For a maxillofacial team, the cause is not however the point, other than considering the mechanism behind an injury in a medical sense.
Careful Intervention
Facial injuries can look unpleasant but are at times associated with deeper damage. Spinal trauma needs to be checked for, any airway issues, problems with vision, smell, or hearing, whether consciousness was lost.
If there is bleeding, or other types of discharge, the reasons should be understood. Damage to teeth, or the ability to bite down may require thought, or changes in facial sensation which suggest nerve damage.
The way wounds are treated could have a significant aesthetic impact, the difference between minimal scarring and permanent facial deformity.
In many ways, the facial region is central to life, to our senses, our ability to eat and breathe.

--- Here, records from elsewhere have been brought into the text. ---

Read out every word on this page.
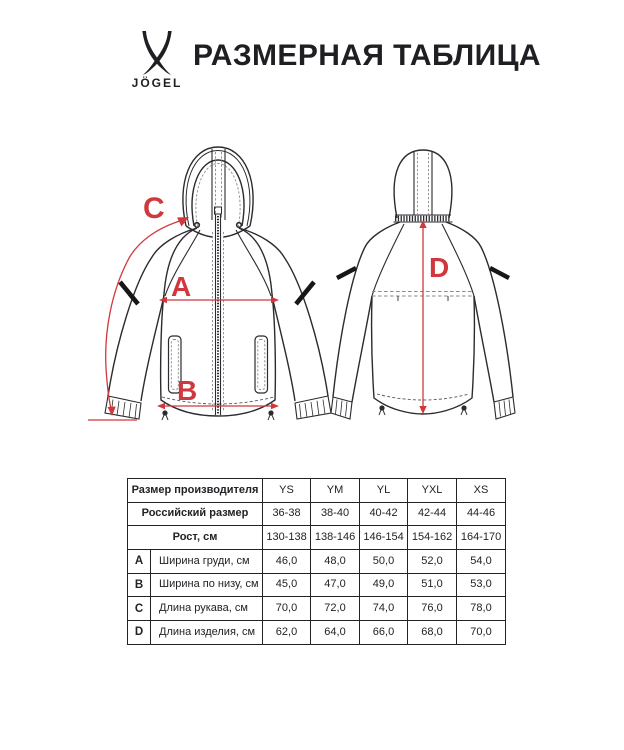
JÖGEL
РАЗМЕРНАЯ ТАБЛИЦА
C
A
B
D
Размер производителя		YS	YM	YL	YXL	XS
Российский размер		36-38	38-40	40-42	42-44	44-46
Рост, см		130-138	138-146	146-154	154-162	164-170
A	Ширина груди, см	46,0	48,0	50,0	52,0	54,0
B	Ширина по низу, см	45,0	47,0	49,0	51,0	53,0
C	Длина рукава, см	70,0	72,0	74,0	76,0	78,0
D	Длина изделия, см	62,0	64,0	66,0	68,0	70,0
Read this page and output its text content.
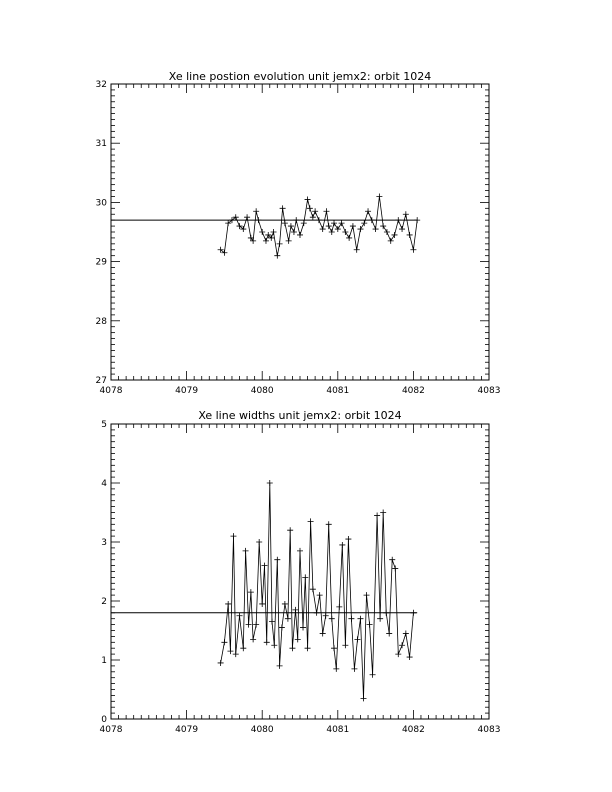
Xe line postion evolution unit jemx2: orbit 1024
4078	4079	4080	4081	4082	4083
27
28
29
30
31
32
Xe line widths unit jemx2: orbit 1024
4078	4079	4080	4081	4082	4083
0
1
2
3
4
5
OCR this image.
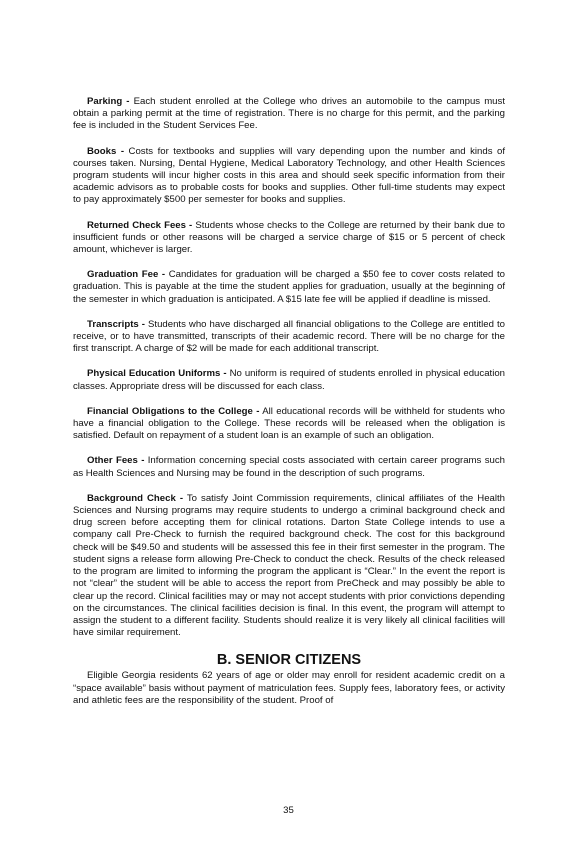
Parking - Each student enrolled at the College who drives an automobile to the campus must obtain a parking permit at the time of registration. There is no charge for this permit, and the parking fee is included in the Student Services Fee.

Books - Costs for textbooks and supplies will vary depending upon the number and kinds of courses taken. Nursing, Dental Hygiene, Medical Laboratory Technology, and other Health Sciences program students will incur higher costs in this area and should seek specific information from their academic advisors as to probable costs for books and supplies. Other full-time students may expect to pay approximately $500 per semester for books and supplies.

Returned Check Fees - Students whose checks to the College are returned by their bank due to insufficient funds or other reasons will be charged a service charge of $15 or 5 percent of check amount, whichever is larger.

Graduation Fee - Candidates for graduation will be charged a $50 fee to cover costs related to graduation. This is payable at the time the student applies for graduation, usually at the beginning of the semester in which graduation is anticipated. A $15 late fee will be applied if deadline is missed.

Transcripts - Students who have discharged all financial obligations to the College are entitled to receive, or to have transmitted, transcripts of their academic record. There will be no charge for the first transcript. A charge of $2 will be made for each additional transcript.

Physical Education Uniforms - No uniform is required of students enrolled in physical education classes. Appropriate dress will be discussed for each class.

Financial Obligations to the College - All educational records will be withheld for students who have a financial obligation to the College. These records will be released when the obligation is satisfied. Default on repayment of a student loan is an example of such an obligation.

Other Fees - Information concerning special costs associated with certain career programs such as Health Sciences and Nursing may be found in the description of such programs.

Background Check - To satisfy Joint Commission requirements, clinical affiliates of the Health Sciences and Nursing programs may require students to undergo a criminal background check and drug screen before accepting them for clinical rotations. Darton State College intends to use a company call Pre-Check to furnish the required background check. The cost for this background check will be $49.50 and students will be assessed this fee in their first semester in the program. The student signs a release form allowing Pre-Check to conduct the check. Results of the check released to the program are limited to informing the program the applicant is “Clear.” In the event the report is not “clear” the student will be able to access the report from PreCheck and may possibly be able to clear up the record. Clinical facilities may or may not accept students with prior convictions depending on the circumstances. The clinical facilities decision is final. In this event, the program will attempt to assign the student to a different facility. Students should realize it is very likely all clinical facilities will have similar requirement.

B. SENIOR CITIZENS

Eligible Georgia residents 62 years of age or older may enroll for resident academic credit on a “space available” basis without payment of matriculation fees. Supply fees, laboratory fees, or activity and athletic fees are the responsibility of the student. Proof of

35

A maxillofacial consultant must think beyond apparent damage.
Essential Skills
Advanced surgical skills are a prerequisite for treating facial conditions, including microvascular surgery, or other tissue transplant techniques.
Maxillofacial surgeons are required to be qualified in medicine and dentistry. They need to be able to analyse a variety of medical imaging, to plan treatment, ensuring the best decisions are made.
Beyond this, they are dealing with an area that is part of their patient’s persona. Communication skills and an ability to encourage emotional resilience can be as important as managing physical treatment.
Facial Surgery In Practice
From ending the danger a cancer brings, to ensuring people can eat, breathe, or sleep, facial surgery is a vital part of medicine.
We do not wish to dismiss the cosmetic aspects Google highlight, because how people feel about themselves is important. Aesthetic needs should always be considered in facial surgery.
The medical aspect is however equally important in restoring the abilities that nature gave us and contributing to quality of life.